We explored courage as taking a stand in big ways and small ways. We heard a story about Juliette Hampton Morgan, a white woman in Alabama who took courageous stands of solidarity with the African American community throughout the 1940s and 1950s. We gained a new tool, the Oppression Continuum, to help us heed the call to create a more just world.
- Discuss the story with your family. You can re-read it online. Discuss what courage means within your family. Is it always big acts with big consequences?
- Ask your elders for any family stories involving courage. Also ask individuals if there were times in their lives when courage was lacking. What would they have needed to feel more courageous under those circumstances? Does their story hold any lessons for you? Be willing to share your own story, too.
- In The Wizard of Oz, the Cowardly Lion was told that he needed a medal to bring out the courage in him. Craft a courage medal. Give it out to people you see acting with courage. To influence yet another sphere, approach the social justice committee at your congregation and ask them to consider giving out a yearly courage medal to a member who took a stand against oppression.
- Watch and discuss movies about racial and ethnic oppression. Two to consider: Something the Lord Made (a true story about the relationship between two men who invented a procedure to save the lives of children with heart defects) and Smoke Signals (a movie about two Native American youth). A study guide on the Unitarian Universalist Association website has interesting discussion questions you can share with family and friends.
- You can have fun with continuums based on different criteria.

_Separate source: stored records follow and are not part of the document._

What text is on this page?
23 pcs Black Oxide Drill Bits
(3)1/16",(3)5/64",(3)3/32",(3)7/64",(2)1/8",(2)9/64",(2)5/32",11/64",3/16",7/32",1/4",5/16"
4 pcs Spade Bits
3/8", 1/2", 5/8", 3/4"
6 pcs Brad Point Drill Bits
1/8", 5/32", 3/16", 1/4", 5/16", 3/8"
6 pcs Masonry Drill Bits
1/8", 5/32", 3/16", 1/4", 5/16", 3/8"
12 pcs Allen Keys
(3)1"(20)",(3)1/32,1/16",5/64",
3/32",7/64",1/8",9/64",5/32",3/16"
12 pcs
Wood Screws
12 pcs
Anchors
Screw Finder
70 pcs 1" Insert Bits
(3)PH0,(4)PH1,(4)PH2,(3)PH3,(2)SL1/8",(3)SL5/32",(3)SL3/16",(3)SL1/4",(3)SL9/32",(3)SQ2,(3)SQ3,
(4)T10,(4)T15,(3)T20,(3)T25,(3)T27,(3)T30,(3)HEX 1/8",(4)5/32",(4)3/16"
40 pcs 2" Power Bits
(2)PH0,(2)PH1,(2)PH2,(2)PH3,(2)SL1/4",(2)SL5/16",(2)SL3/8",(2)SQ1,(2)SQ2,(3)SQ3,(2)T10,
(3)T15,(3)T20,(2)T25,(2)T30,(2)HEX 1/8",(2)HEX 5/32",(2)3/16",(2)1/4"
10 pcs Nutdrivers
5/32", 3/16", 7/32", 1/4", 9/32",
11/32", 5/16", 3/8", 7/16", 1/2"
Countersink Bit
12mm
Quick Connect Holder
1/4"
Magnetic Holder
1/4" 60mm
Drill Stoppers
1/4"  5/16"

Find out more about your friends by suggesting they align themselves in continuums based on: the time they woke up this morning or went to bed last night; how much time they spent on the computer yesterday; how much time they spent on the telephone or texting yesterday; the number of books they read last month; the number of states they have visited; or any other amusing facts.
- Have you ever thought about the effects of "ageism?" "Ageism" is defined as discrimination of a person or group of people because of their age. Sometimes youth are stereotyped or discriminated against by adults. Take a look at the website of the National Youth Rights Association, which argues that by teaching children to be submissive to adults we create adults who are equally submissive in the face of other oppressions. Do you agree? The website offers arguments for lowering the voting and legal drinking age and eliminating curfews. Do you agree with these arguments? Ageism does not just work against young people. It also hurts the elderly. The Canadian Network for the Prevention of Elder Abuse has useful information on ageism against the elderly. Both website have actions you can take to oppose ageism.
- Remember to use the Justicemakers Guide to note experiences you have this week with justice or injustice. What did you see? Were you able to help? If not this time, will you be able to help in the future? How will you enable yourself to be ready to help in the future? Do you need the help of others?
- If you are keeping the Justicemakers Guide electronically, remember to add the Oppression Continuum to your copy.